Perhaps, as seen with other therapies for IBD, the tofacitinib response is not immediate, and may require a longer time period for response. Indeed, an 8-week trial of tofacitinib in patients with moderate-to-severe ulcerative colitis was more effective in the induction of clinical response, clinical remission, and mucosal healing, as well as the reduction of CRP and fecal calprotectin concentrations, vs. placebo. Whether this relates to the difference between UC and CD, or the duration of treatment needs further studies. In any case, thus far, both drugs have looked only at induction of remission; further analysis is required to elucidate the drugs’ maintenance of clinical remission over a longer time duration.
With regards to safety, the tofacitinib trial in CD was too short and too small of a sample size to come to any concrete conclusion regarding tofacitinib’s safety profile in CD.
However, in rheumatoid arthritis, where the drug is FDA approved, the drug carries a black-box warning for the risk of serious infections, and for malignancies, as well as a Risk Evaluation and Mitigation Strategy (REMS); and has demonstrated increase rates of gastrointestinal disorders, including pain and diarrhea, nausea, headaches, upper-respiratory and urinary tract infections, and increase in blood cholesterol and low-density lipoprotein compared to placebo. Results from the trial in UC showed similar adverse events.
Based on the presented results however, filgotinib was well tolerated, with adverse events not significantly different from placebo with regards to infections, gastrointestinal disorders, and nervous system disorders. However, this too was a short study of 10 weeks, and longer safety studies are required in order to assess the drug’s safety profile.
A Market with an Unmet Need
Infliximab (Remicade) was the first biologic to be approved for the treatment of moderate to severe CD patients back in 1998.

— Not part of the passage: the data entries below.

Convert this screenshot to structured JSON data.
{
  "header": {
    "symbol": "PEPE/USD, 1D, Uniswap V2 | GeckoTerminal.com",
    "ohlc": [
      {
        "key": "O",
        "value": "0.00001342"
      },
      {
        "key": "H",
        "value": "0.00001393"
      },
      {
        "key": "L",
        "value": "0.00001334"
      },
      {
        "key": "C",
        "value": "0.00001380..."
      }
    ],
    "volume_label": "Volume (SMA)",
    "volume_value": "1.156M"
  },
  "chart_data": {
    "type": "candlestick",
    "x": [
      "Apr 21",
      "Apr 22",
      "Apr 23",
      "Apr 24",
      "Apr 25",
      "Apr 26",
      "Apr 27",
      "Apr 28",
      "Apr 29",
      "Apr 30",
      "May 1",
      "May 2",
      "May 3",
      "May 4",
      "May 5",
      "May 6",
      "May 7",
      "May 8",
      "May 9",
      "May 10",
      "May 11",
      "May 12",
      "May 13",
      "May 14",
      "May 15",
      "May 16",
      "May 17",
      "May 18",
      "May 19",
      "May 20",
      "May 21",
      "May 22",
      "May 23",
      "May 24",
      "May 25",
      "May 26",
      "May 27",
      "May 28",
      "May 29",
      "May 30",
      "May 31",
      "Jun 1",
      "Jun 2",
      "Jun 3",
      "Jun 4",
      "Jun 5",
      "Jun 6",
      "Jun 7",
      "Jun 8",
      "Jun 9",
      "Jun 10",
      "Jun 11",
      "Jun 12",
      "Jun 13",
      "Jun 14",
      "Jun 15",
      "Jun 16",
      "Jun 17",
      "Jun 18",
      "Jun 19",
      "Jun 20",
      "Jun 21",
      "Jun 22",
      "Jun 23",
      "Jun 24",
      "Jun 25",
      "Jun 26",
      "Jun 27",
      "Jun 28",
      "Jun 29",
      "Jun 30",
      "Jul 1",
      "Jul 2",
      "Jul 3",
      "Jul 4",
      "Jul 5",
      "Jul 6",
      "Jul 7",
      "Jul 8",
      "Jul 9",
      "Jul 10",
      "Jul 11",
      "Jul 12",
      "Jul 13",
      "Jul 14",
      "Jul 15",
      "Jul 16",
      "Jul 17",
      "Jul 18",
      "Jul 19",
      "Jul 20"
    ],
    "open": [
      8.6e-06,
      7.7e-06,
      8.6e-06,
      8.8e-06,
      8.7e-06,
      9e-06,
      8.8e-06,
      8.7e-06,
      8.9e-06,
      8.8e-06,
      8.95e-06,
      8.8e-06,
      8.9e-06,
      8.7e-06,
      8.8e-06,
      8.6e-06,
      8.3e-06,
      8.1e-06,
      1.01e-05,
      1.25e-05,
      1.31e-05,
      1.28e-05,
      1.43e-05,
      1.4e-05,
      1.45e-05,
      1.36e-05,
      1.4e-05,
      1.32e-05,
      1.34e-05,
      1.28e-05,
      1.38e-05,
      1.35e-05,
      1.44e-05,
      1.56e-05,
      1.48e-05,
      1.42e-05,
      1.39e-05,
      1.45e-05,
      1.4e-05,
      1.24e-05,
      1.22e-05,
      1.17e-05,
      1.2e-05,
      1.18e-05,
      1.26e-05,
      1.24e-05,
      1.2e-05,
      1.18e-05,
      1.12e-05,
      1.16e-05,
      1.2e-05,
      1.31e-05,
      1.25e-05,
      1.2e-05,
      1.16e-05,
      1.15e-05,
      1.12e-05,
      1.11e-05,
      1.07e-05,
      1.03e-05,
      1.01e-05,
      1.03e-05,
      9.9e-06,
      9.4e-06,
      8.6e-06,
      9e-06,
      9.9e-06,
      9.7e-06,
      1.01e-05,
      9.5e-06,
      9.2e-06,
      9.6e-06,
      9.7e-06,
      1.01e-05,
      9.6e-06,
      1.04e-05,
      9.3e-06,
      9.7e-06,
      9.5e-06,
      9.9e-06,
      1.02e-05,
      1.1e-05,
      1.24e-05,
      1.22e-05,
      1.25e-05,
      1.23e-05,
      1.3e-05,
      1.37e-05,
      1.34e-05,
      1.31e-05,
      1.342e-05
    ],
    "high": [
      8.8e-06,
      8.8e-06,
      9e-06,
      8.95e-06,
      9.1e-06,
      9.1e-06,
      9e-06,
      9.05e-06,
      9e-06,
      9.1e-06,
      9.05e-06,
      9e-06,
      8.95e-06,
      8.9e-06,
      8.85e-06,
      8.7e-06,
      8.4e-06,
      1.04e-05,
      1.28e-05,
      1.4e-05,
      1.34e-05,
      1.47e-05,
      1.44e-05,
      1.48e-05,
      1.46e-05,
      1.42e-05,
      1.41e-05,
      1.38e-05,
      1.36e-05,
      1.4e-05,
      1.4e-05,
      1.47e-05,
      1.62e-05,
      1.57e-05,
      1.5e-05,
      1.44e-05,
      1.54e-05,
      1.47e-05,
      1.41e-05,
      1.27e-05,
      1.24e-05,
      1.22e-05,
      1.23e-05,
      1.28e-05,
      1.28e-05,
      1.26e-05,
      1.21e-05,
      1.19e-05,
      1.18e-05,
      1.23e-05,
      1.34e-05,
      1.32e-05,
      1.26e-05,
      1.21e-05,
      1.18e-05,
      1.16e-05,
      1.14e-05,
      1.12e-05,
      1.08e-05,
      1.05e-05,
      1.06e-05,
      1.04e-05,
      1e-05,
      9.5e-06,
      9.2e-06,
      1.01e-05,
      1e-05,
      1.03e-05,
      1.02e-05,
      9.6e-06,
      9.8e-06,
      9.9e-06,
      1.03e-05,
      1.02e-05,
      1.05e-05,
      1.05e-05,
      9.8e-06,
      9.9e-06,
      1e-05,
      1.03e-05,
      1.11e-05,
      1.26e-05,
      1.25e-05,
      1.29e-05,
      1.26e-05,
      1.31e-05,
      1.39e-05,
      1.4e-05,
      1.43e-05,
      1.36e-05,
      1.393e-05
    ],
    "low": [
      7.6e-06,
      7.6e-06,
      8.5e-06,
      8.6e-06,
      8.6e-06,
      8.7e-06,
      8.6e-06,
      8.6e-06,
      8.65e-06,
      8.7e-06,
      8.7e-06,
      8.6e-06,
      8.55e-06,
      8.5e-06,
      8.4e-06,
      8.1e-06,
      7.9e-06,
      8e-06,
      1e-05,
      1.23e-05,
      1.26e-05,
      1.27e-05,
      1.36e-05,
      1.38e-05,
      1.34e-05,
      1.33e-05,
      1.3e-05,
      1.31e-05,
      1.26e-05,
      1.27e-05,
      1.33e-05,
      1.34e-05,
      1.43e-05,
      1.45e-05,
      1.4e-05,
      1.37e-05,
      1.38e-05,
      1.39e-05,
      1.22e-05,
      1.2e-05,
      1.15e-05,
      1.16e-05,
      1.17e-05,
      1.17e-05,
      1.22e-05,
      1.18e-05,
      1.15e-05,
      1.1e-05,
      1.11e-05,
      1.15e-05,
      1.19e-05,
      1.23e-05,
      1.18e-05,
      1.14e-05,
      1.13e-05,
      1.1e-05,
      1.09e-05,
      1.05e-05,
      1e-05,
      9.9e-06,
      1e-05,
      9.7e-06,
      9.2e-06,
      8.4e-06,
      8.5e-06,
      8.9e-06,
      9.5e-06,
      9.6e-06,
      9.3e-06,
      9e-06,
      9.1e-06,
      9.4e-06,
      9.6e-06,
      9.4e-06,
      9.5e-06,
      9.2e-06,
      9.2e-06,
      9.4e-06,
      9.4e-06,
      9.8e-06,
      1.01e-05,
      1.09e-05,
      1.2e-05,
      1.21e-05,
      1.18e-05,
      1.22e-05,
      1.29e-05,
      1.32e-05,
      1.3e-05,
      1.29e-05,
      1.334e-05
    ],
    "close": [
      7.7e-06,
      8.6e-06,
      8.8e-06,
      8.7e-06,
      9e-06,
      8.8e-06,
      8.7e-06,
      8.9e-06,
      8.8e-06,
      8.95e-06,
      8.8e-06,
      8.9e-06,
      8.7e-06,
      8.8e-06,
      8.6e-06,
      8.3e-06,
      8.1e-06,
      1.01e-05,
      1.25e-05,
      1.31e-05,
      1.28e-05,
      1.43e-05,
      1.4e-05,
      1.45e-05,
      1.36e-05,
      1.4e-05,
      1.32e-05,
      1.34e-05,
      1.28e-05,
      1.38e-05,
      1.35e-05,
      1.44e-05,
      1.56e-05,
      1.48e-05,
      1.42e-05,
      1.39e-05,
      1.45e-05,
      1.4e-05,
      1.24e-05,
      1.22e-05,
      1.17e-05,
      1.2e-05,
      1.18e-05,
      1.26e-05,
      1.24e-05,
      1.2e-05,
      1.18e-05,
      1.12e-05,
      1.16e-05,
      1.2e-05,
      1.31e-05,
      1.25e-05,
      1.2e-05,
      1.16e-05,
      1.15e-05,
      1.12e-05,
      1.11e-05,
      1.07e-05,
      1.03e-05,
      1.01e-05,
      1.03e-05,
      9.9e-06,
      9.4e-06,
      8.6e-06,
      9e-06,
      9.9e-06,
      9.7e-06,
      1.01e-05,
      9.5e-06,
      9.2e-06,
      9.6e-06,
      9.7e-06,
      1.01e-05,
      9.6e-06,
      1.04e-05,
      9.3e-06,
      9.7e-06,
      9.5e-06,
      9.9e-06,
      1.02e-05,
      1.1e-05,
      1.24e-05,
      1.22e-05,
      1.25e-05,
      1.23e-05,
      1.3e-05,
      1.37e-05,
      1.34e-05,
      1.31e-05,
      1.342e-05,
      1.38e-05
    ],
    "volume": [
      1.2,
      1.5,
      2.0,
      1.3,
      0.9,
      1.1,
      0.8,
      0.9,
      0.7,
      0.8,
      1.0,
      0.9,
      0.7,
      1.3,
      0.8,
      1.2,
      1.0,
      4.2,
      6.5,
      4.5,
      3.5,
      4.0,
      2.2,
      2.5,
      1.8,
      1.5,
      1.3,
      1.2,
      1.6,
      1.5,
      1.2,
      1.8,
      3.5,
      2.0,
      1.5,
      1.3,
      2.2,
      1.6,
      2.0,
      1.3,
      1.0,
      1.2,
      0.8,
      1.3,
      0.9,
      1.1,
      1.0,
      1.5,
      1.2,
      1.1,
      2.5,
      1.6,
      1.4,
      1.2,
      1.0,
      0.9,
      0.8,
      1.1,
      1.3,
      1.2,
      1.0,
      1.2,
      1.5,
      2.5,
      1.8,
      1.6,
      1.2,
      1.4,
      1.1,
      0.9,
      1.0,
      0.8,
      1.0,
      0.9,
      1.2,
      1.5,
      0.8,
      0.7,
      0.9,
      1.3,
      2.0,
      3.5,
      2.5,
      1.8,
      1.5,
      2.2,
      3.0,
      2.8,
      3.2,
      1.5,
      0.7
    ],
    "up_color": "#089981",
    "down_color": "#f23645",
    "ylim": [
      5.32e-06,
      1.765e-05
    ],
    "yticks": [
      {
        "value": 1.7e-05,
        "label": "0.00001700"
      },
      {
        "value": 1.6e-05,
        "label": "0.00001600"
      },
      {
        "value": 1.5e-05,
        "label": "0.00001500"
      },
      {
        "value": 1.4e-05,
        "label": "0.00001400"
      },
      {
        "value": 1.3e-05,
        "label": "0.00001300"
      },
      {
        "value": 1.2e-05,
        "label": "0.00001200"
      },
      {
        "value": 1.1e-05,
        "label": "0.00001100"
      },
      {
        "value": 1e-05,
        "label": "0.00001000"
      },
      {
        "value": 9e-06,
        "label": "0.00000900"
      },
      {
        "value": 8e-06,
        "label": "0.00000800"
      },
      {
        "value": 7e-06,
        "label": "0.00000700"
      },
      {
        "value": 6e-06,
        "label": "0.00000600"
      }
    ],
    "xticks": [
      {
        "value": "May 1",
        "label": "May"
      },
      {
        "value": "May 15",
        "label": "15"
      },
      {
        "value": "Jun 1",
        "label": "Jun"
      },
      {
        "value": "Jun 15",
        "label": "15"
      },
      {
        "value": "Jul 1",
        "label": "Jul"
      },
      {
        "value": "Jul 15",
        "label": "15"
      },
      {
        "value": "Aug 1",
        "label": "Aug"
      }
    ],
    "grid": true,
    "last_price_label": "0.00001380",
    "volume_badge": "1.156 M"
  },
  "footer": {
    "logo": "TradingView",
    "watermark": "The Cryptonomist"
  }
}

Since then, several more TNF-alpha inhibitors have been approved for the indication, some administered as subcutaneous formulation, which has much advantage to patients with a chronic condition requiring once or twice-monthly dosing. Yet, all are relatively similar with regards to efficacy (although no head-to-head studies have been reported to date), and all carry a black-box warning with regards to safety.
More recently, a gut-specific intravenous cell-adhesion molecule inhibitor (vedolizumab; Takeda’s Entyvio) was approved for the treatment of moderate to severe CD patients; but although it has a better safety profile, it too, is not a home-run, with better efficacy results seen in UC than in CD. Other therapies are currently in development, and results from the Phase III induction and maintenance trials will decide on their significance in the treatment algorithm.
Of significant interest is Celgene's oral SMAD7 inhibitor, mongersen, which demonstrated a statistically significant improvement over placebo in the induction of remission at 2 weeks (65% vs. 10% placebo), a considerable difference compared to filgotinib at the same time point. Although worth noting that based on the patient baseline demographics at the start of the trial, the mongersen trial had patients with a lower initial CDAI score compared to the tofacitinib and filgotinib trial (meaning, the patients may have been slightly less severe).
As the race for the next generation moderate to severe CD therapy continues, the oral therapies are likely to have a great advantage, especially if significant improvement in efficacy and quality of life is demonstrated in the TNF-naive patient population. However, it is much too early to jump to conclusions as these are still data based on short-term Phase II studies only; more studies, in particular long-term maintenance studies are required.